Not surprisingly, this saying has become something of a mantra here in Washington since the U.N. secretary-general, Kofi Annan, cut a deal with Hussein last month on inspecting Iraq's suspected chemical and biological weapons sites.You don't have to be a genius to figure out that what the diplomats mean to say about Saddam is that he doesn't always do what he says he's going to do; that if you expect the Iraqi leader to keep his word on something, you have to check up on him, get in his face and annoy him now and then.

Maybe it's in this spirit that we can best understand Annan's visit to Washington this week. We've told the U.N. chief over and over that we intend to pay the $1.3 billion Washington owes the United Nations in back dues, but we still haven't paid up.

So now Annan is visiting Washington to get in our face, to annoy us a bit, to say, "A deal is a deal. Where's the money?"

On the outside chance that President Clinton or anybody else here might miss the point, Annan wrote a long article for the New York Times the other day spelling out all the reasons Washington needs to get up to speed with its U.N. dues.

Then he followed that up by telling reporters that he was moving ahead with a program to slim down the U.N. bureaucracy as demanded by Washington so now it was time for Washington to come through on its part of the bargain.

"We have delivered and I want to know when they will deliver," Annan said.
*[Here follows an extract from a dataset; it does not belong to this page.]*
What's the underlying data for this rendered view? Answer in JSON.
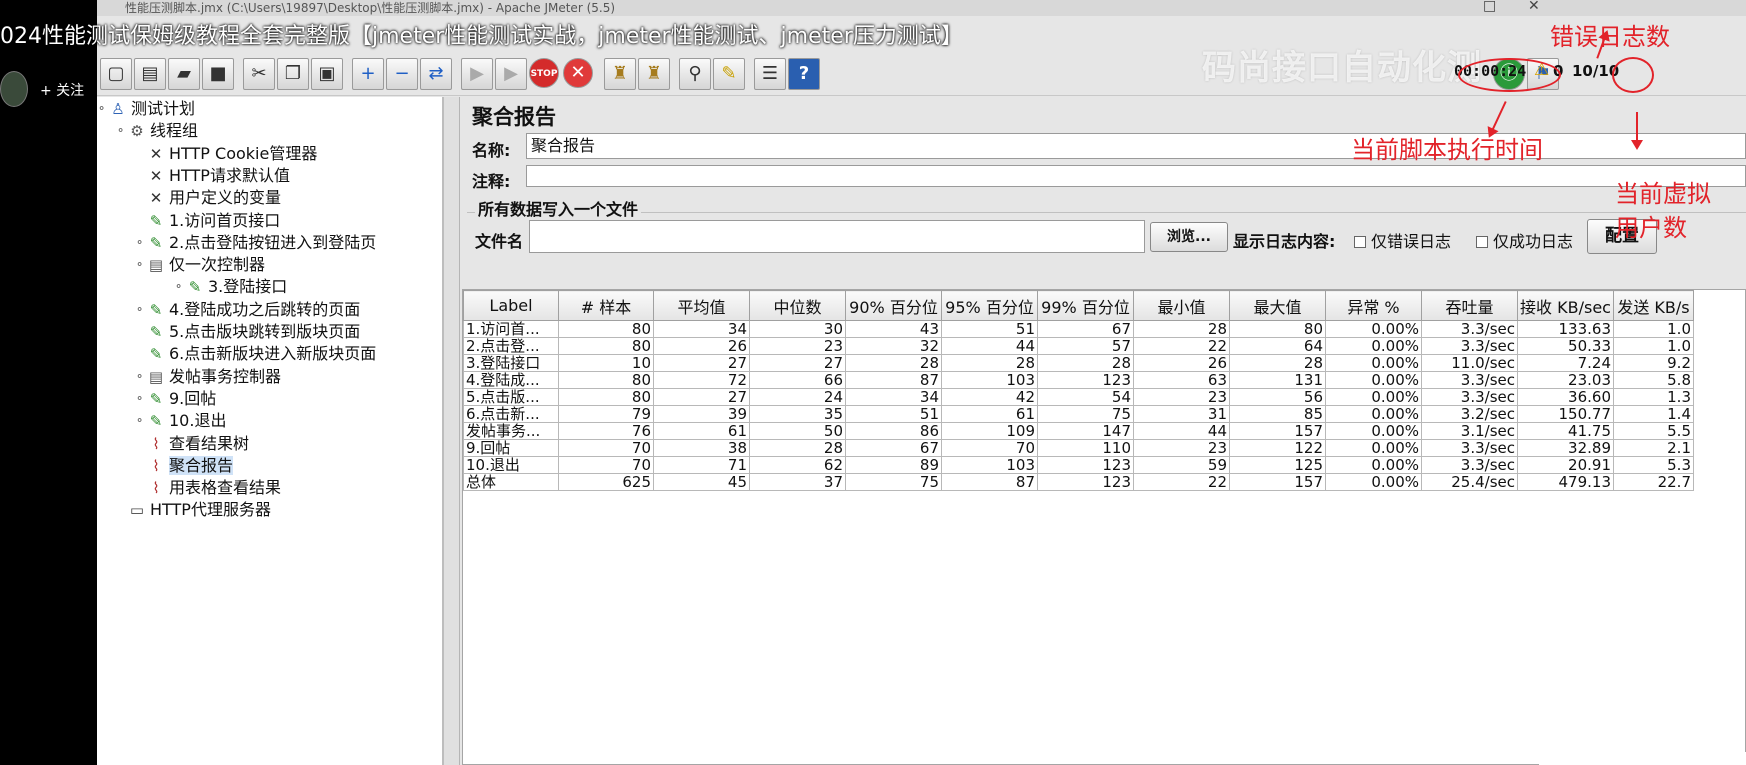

And just in case even that bit of diplomatic bluntness might prove too subtle for some of the harder-headed U.N.-bashers in Congress, Annan had the chief U.N. financial official warn that Washington risks losing its voting rights in the U.N. General Assembly if it doesn't pay up soon. That's the penalty for nonpayment spelled out in the U.N. Charter, noted Joseph Connor, who happens to be an American.
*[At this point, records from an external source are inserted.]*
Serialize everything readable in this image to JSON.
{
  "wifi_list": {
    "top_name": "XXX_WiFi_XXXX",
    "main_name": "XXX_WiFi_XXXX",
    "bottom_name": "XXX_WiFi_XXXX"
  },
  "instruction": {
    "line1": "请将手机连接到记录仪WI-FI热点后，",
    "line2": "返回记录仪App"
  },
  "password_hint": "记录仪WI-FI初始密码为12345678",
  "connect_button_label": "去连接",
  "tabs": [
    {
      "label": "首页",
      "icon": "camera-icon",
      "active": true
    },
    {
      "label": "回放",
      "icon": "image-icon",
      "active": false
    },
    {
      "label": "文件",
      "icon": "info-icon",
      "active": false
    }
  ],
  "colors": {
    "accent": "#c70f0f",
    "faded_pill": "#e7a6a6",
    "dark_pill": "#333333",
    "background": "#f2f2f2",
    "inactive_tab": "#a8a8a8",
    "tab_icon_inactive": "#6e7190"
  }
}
For a soft-spoken guy like Annan, this is exceptionally rough stuff, the equivalent of putting a pistol on the table during a poker game. He may be descended from a line of Ashanti royalty in West Africa, but Annan is coming across on this dues collection business with all the chutzpah of a native New Yorker.
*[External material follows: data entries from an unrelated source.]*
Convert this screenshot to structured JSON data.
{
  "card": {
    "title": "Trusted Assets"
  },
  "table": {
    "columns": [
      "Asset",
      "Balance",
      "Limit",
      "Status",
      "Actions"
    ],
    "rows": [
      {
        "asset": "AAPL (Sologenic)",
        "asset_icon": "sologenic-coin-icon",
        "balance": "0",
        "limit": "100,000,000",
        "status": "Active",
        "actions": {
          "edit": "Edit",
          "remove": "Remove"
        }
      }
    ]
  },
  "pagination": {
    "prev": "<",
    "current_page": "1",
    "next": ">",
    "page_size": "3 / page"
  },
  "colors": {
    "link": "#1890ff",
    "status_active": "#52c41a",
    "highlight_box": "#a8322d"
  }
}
This, in any case, was the backdrop of Annan's meeting with Clinton at the White House on Wednesday and his session later in the day with Sen. Jesse Helms, R-N.C., chairman of the Senate Foreign Relations Committee. Annan was saying that it was time for the White House and Congress to sort out their differences and make good on America's promises.

As he put it to reporters earlier in the day, Clinton needs to "come out a bit more aggressively and work with Congress in getting the money."

That may be so, but Annan is also well aware of the problem Clinton faces on U.N. dues: Conservative Republicans in Congress have stipulated that any back dues payments Washington might make can't be used in any U.N. program that advocates or funds abortions anywhere in the world.

Indeed, conservative anti-abortion amendments are what killed a deal to pay up $800 million in back U.N. dues last year. Under that deal, by the way, when Washington got current on its U.N. dues, its rate of dues assessment would have dropped from 25 percent of the U.N. budget to 22 percent. So by not paying up, Washington was actually losing money over the long run.

But even this kind of basic arithmetic didn't seem to impress the anti-abortion people in Congress. Even as Annan was flying into Washington on Wednesday, a group of conservative Republicans in the House of Representatives announced they would once again tack on anti-abortion language to any attempt to pay back U.N. dues this year.

It's worth talking about this unpleasantness now because the Clinton administration is becoming ever more reliant on the United Nations to help carry out its foreign policy. Indeed, its entire policy toward Iraq hinges on a highly cooperative, if not compliant, United Nations.

That why Annan's message to the White House and Congress on Wednesday was stark and simple: If you want me to do your job with Saddam in Baghdad, you've got to help me out in Washington.

It's hard to argue with that kind of logic, especially when the White House and leading members of Congress agree that Annan is doing his best to trim down the U.N. bureaucracy in New York.